私は彼の何を知っているのだろう。どこに住んでいるのか、どんな仕事をしているのか、どんな親がいてどんな生活があって今までどのように生きてきたのか、仕事仲間と称した「獅子雄」が一体誰であるのかも、私は聞けない。彼もきっと答えてくれない。

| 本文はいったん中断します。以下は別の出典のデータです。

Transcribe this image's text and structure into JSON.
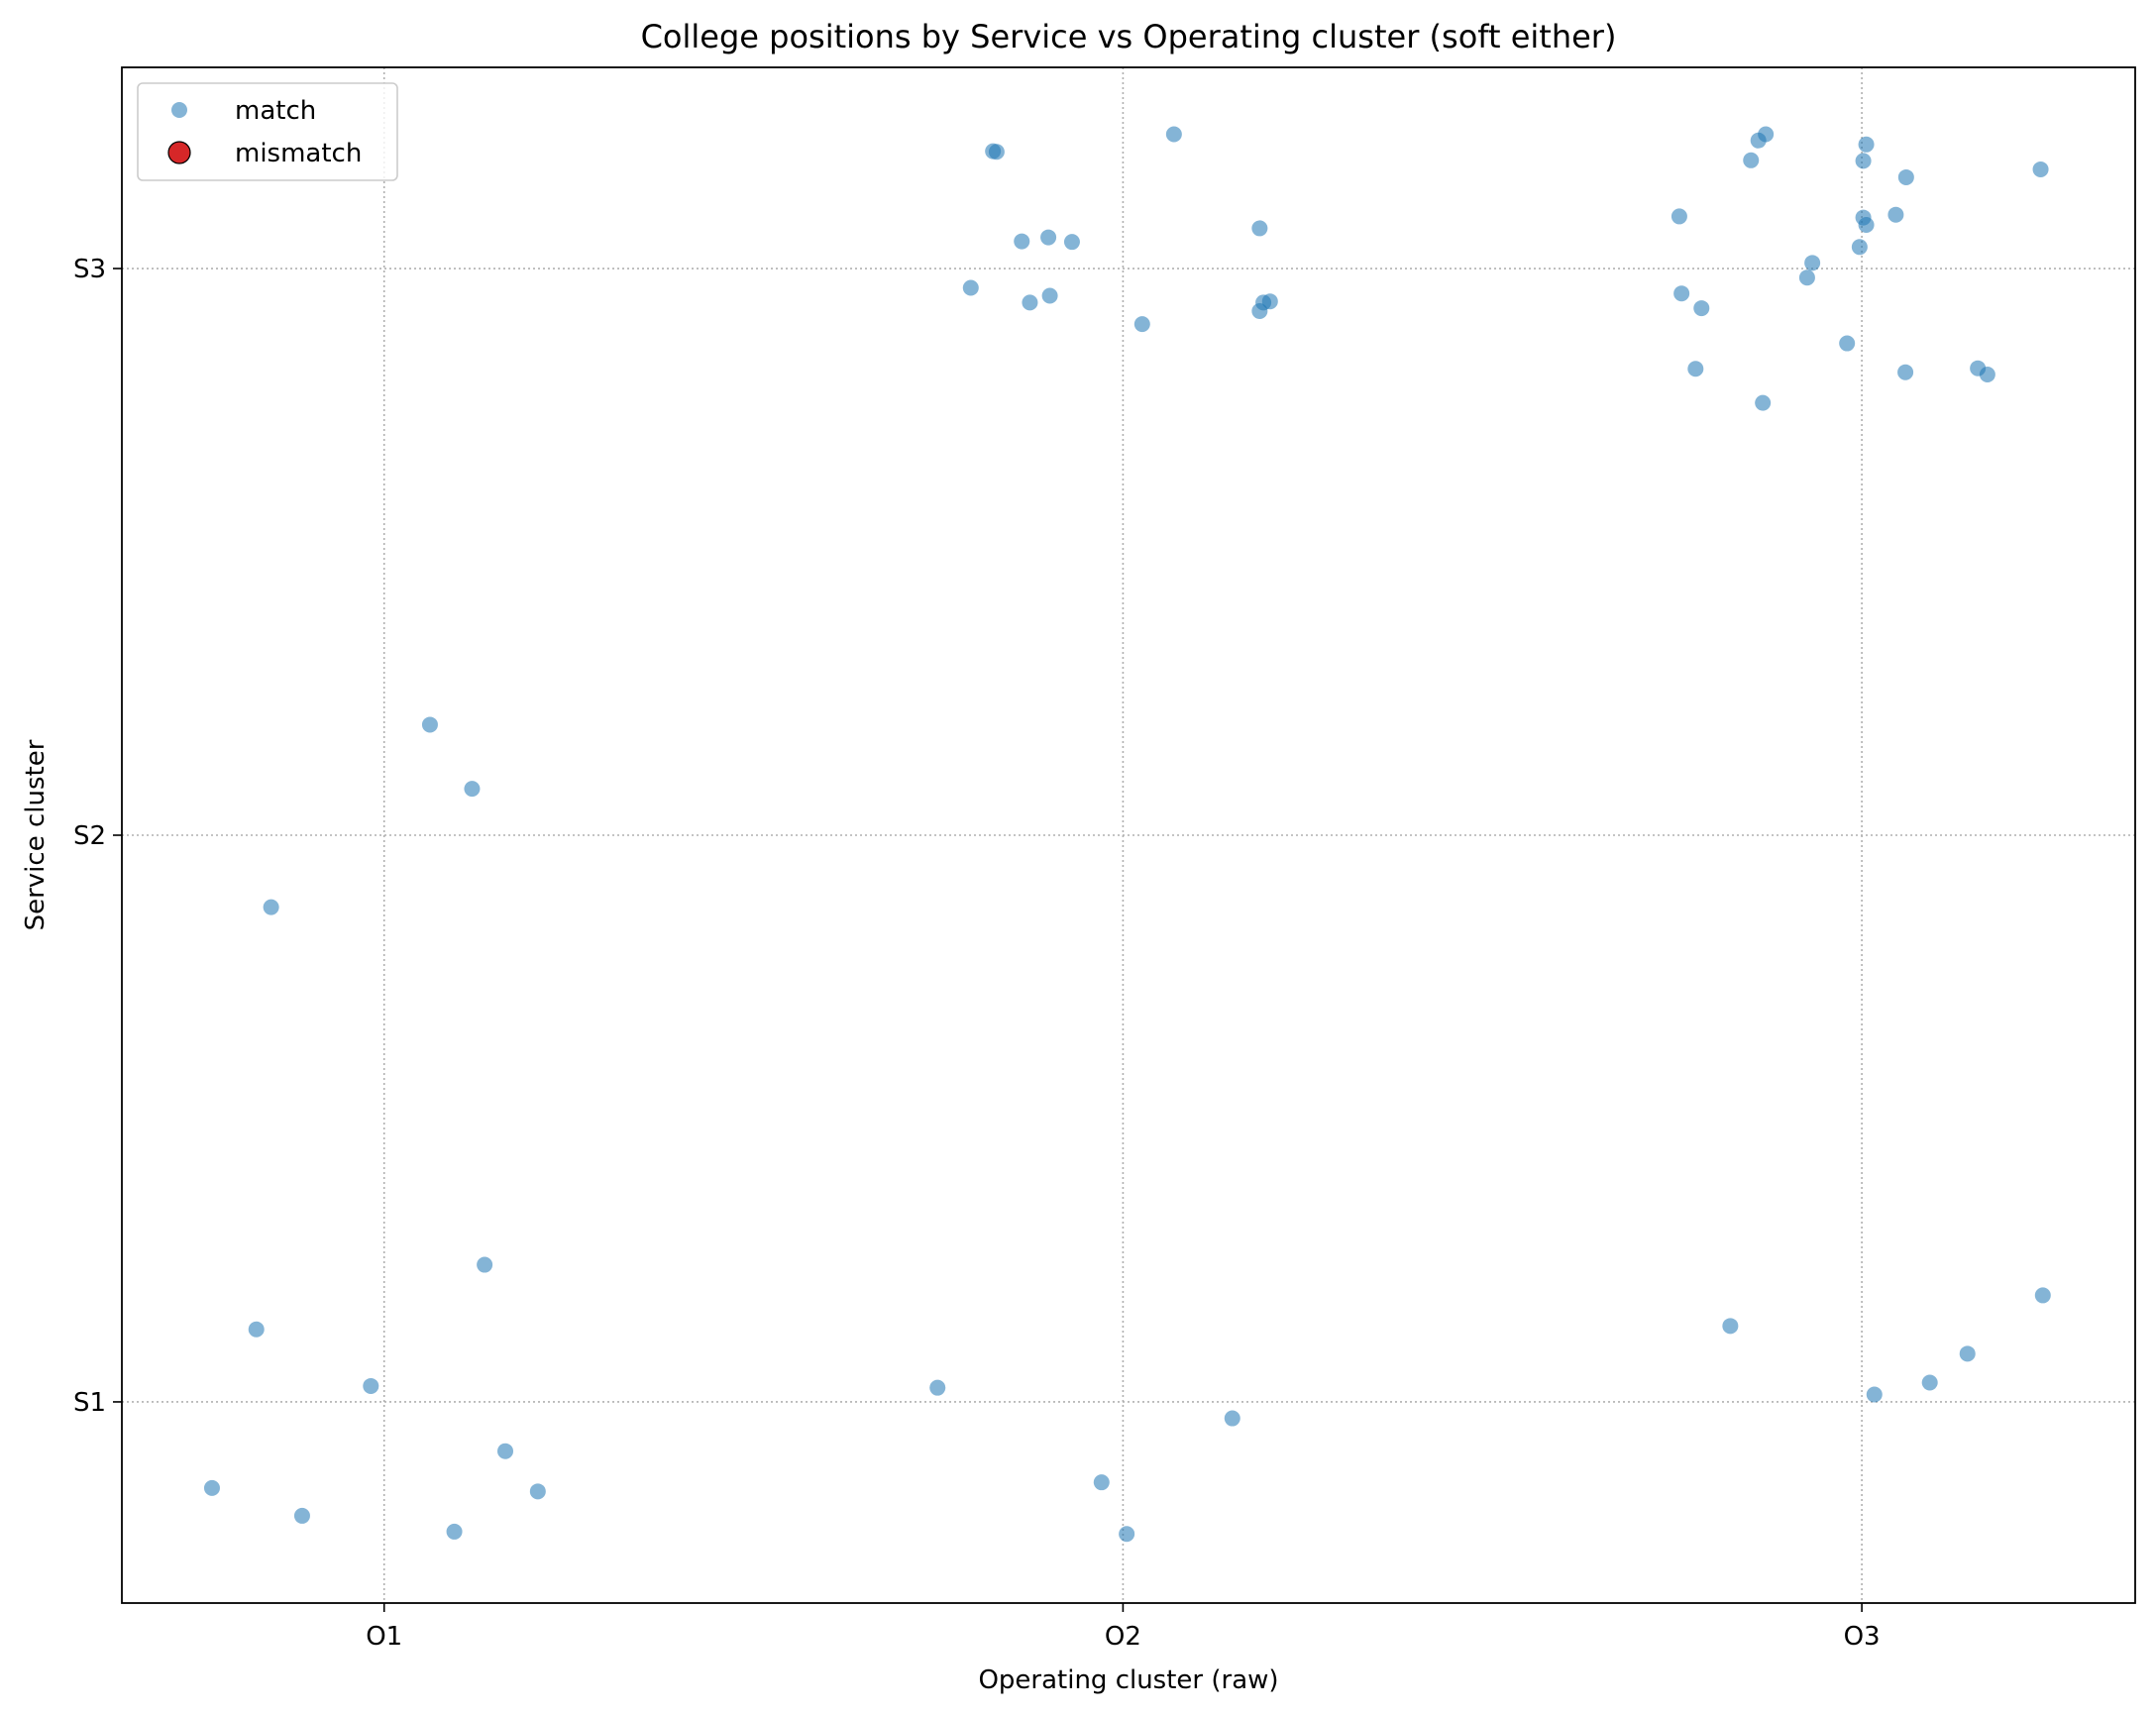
{
  "chart_data": {
    "type": "scatter",
    "title": "College positions by Service vs Operating cluster (soft either)",
    "xlabel": "Operating cluster (raw)",
    "ylabel": "Service cluster",
    "x_ticks": [
      {
        "value": 1,
        "label": "O1"
      },
      {
        "value": 2,
        "label": "O2"
      },
      {
        "value": 3,
        "label": "O3"
      }
    ],
    "y_ticks": [
      {
        "value": 1,
        "label": "S1"
      },
      {
        "value": 2,
        "label": "S2"
      },
      {
        "value": 3,
        "label": "S3"
      }
    ],
    "xlim": [
      0.645,
      3.37
    ],
    "ylim": [
      0.645,
      3.355
    ],
    "grid": true,
    "legend": {
      "placement": "top-left",
      "entries": [
        {
          "label": "match",
          "color": "#1f77b4"
        },
        {
          "label": "mismatch",
          "color": "#d62728"
        }
      ]
    },
    "series": [
      {
        "name": "match",
        "color": "#1f77b4",
        "points": [
          [
            1.062,
            2.195
          ],
          [
            1.119,
            2.082
          ],
          [
            0.847,
            1.873
          ],
          [
            1.136,
            1.242
          ],
          [
            0.827,
            1.128
          ],
          [
            0.982,
            1.028
          ],
          [
            0.767,
            0.848
          ],
          [
            1.164,
            0.913
          ],
          [
            1.208,
            0.842
          ],
          [
            0.889,
            0.799
          ],
          [
            1.095,
            0.771
          ],
          [
            1.749,
            1.025
          ],
          [
            2.148,
            0.971
          ],
          [
            1.971,
            0.858
          ],
          [
            2.005,
            0.767
          ],
          [
            2.822,
            1.134
          ],
          [
            3.092,
            1.034
          ],
          [
            3.017,
            1.013
          ],
          [
            3.143,
            1.085
          ],
          [
            3.245,
            1.188
          ],
          [
            1.824,
            3.207
          ],
          [
            1.829,
            3.206
          ],
          [
            2.069,
            3.237
          ],
          [
            1.863,
            3.048
          ],
          [
            1.899,
            3.055
          ],
          [
            1.931,
            3.047
          ],
          [
            2.185,
            3.071
          ],
          [
            1.794,
            2.966
          ],
          [
            1.874,
            2.94
          ],
          [
            1.901,
            2.952
          ],
          [
            2.026,
            2.902
          ],
          [
            2.185,
            2.925
          ],
          [
            2.19,
            2.94
          ],
          [
            2.199,
            2.942
          ],
          [
            2.86,
            3.226
          ],
          [
            2.87,
            3.237
          ],
          [
            2.85,
            3.191
          ],
          [
            3.006,
            3.219
          ],
          [
            3.002,
            3.19
          ],
          [
            3.06,
            3.161
          ],
          [
            3.242,
            3.175
          ],
          [
            2.753,
            3.092
          ],
          [
            3.002,
            3.09
          ],
          [
            3.006,
            3.077
          ],
          [
            3.046,
            3.095
          ],
          [
            2.933,
            3.01
          ],
          [
            2.926,
            2.984
          ],
          [
            2.997,
            3.038
          ],
          [
            2.756,
            2.956
          ],
          [
            2.783,
            2.93
          ],
          [
            2.98,
            2.868
          ],
          [
            2.775,
            2.823
          ],
          [
            3.059,
            2.817
          ],
          [
            3.157,
            2.824
          ],
          [
            3.17,
            2.813
          ],
          [
            2.866,
            2.763
          ]
        ]
      },
      {
        "name": "mismatch",
        "color": "#d62728",
        "points": []
      }
    ]
  }
}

幸福と虚無の間を、行ったり来たりを繰り返す。彼の囁く愛が本物だと確信している瞬間もあれば、彼が故意に隠した一面を持っていることも知っている。この壁がある限り、彼と私の未来の約束なんて所詮「嘘」に過ぎないのだ。
「………雛菊?」
私の名を呼ぶ彼の声が、虚しく響いた。何度も殺してきた好奇心と欲が、抑えきれないほどぽろぽろと零れ出る。深く詮索してしまえば、彼は私の前から消えてしまうだろうか。それだけは絶対に避けなければならない。彼を離してなるものか、彼を離してなるものか。
「蛇岐………」
自分でも驚いてしまうほど弱々しい声。
「うん?」
彼はいつもどおりの優しい声色で返事をする。それだけを信じて、縋り付いていたい。その他のことはすべて忘れてしまいたい。なかったことにしてしまいたい。忘れたい忘れたい、忘れたいのだ。
「蛇岐、抱いて欲しい、今」
今すぐ私の中を彼で満たして欲しい。目の前の彼だけを信じて、私だけを見ていて欲しい。今ここに存在する事実だけ、他によそ見をしてしまわないように。もっと上手に、もっと深く溺れたい。
「雛菊」
「お願い、今すぐしたい」
訝しむ彼を見ない振りして、ベッドに腰かける彼に跨った。唇を奪って貪って、そうしているうちに勝手に火はついて、後は身を任せるだけだった。知らぬ間に夢中になって、いつの間にか私の中は彼に満たされ潤って、その時だけは疑う隙のない心からの幸福に包まれていられるのだ。そんなことを何度も何度も繰り返した。途中、やっぱり彼は私を案じて何度も行為を辞めようとしたけれど、決してそれを許さなかった。例え私が気を失っても続けて欲しい。熱い切っ先を宛がって、肉壁を割り開いて。もっともっと、夢中に、私の中に、溺れて、溺れて。もういらない、そう思う日なんて来ないように。